On avait tout lieu de craindre le pire. À part le splendide « Superwolf », alliant le chansonnier Bonnie Prince Billy aux guitares magiques de Matt Sweeney, on n’a jamais beaucoup aimé les disques de collaborationnistes et la présence de Will Johnson, abonné à ce type de projets (écouter, ou pas, le « Molina & Johnson »), n’était pas spécialement pour nous rassurer. Seulement voilà, Overseas, qui réunit les frères Kadane (feu-Bedhead, The New Year), David Bazan (Pedro The Lion) et Will Johnson (Centro-matic, South San Gabriel) est une petite merveille, le genre de disques courts, essentiels qu’on n’épuisera jamais tant ils sont un condensé de tout ce qu’on aime, bien plus qu’une passade à la mode. Oui, nous reviendrons à Overseas, comme nous revenons régulièrement aux grands disques de Bedhead et de The New Year. Des guitares comme celles de nos Texans, il y en a peu. D’ailleurs, un guitariste émérite me disait que les parties de guitare des Kadane sont toujours simples mais très intelligentes, d’où leur force et leur insinuation vicieuse dans le crâne.
Les frères Kadane sont évidemment à la manœuvre partout sur ce disque qui nous fait retrouver toute leur science du slowcore, sensible et épuré, quasi janséniste et qui nous les a toujours fait préférer aux mormons de Low. Si on avait eu des réserves sur le dernier The New Year qui avait un peu mis les guitares de côté, on retrouve ici, quasi intactes, les guitares tantôt brûlantes, tantôt lentes, du dernier chef d’œuvre de Bedhead, « Transaction de Novo ». En revanche, les leçons de batterie apprises auprès de Chris Brokaw semblent avoir porté leurs fruits (les graves toms de « The Sound Of Giving Way » comme un lointain écho de « The Door Opens »). Le titre « Old Love » porte en lui la synthèse des Kadane d’autrefois et d’aujourd’hui. Ajoutons à cela la voix grave de David Bazan et son texte rageur et amer : « Old love ain’t truer than new love.
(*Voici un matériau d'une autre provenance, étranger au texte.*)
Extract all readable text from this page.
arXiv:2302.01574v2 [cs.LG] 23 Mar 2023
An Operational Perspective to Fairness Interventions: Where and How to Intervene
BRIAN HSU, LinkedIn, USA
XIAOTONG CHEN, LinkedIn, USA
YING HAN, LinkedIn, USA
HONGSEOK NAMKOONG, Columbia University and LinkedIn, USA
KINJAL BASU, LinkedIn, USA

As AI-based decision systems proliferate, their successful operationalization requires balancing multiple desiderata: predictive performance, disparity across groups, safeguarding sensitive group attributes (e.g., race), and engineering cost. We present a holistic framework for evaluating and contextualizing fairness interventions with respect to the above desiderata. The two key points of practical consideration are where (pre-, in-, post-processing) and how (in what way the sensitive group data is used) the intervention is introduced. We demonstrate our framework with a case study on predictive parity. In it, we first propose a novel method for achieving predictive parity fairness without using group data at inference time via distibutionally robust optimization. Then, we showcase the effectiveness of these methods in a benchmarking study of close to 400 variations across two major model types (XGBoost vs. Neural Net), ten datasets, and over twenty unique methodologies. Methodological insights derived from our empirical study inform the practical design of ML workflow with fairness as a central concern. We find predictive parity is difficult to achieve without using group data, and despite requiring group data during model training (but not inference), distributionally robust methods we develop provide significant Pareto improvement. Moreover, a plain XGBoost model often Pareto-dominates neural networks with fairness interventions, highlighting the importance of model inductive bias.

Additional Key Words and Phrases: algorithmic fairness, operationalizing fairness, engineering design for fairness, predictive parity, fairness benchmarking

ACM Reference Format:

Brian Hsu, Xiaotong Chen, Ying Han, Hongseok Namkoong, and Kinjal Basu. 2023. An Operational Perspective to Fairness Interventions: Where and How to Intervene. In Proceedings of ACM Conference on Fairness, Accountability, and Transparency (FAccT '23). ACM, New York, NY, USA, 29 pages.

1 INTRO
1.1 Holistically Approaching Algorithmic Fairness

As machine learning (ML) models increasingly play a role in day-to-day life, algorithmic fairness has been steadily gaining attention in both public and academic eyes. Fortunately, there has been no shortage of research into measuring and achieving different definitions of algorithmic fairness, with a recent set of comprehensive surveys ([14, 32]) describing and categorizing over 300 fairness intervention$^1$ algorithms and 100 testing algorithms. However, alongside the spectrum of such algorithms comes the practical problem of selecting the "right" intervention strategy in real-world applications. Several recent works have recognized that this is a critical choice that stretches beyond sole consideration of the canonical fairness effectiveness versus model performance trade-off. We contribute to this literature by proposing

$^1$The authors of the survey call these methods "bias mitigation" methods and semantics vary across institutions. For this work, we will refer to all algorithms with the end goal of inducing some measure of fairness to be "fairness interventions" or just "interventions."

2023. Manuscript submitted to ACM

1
Old lovers just know what it means ». C’est, peut-être, ce qui déstabilisera le plus les amateurs des Kadane. Habitués aux voix fluettes, presque blanches de nos Texans préférés, ils pourront se sentir un peu déconcertés par les voix graves, voire rauque pour Johnson, des pourvoyeurs de textes.
Si on préfère les chansons de Bazan, quand il s’allie à la puissance des Kadane (« Down Below », sous un feu nourri) ou pour la douceur recueillie de savants entrelacs mélancoliques (« Here (Wish you were) » ou « HELLP »), Johnson, dans un registre plus folkeux, ne s’en tire pas trop mal, surtout lorsqu’il est tiré vers le haut par les copains, par exemple, dans la lente et sûre montée de l’ouverture, « Ghost to be », voire dans l’incandescente et pétaradante « Redback Strike », au milieu de laquelle il arrive à glisser une jolie plage folk apaisée.
Overseas « Ghost To Be » from Undertow on Vimeo.
L’accord parfait est trouvé avec « All Your Own », berceuse maligne dans laquelle les duos de voix rivalisent avec les serpents de guitares, claires, simples, magiques, sur un tapis d’orgue lointain, pour un atterrissage en douceur au paradis.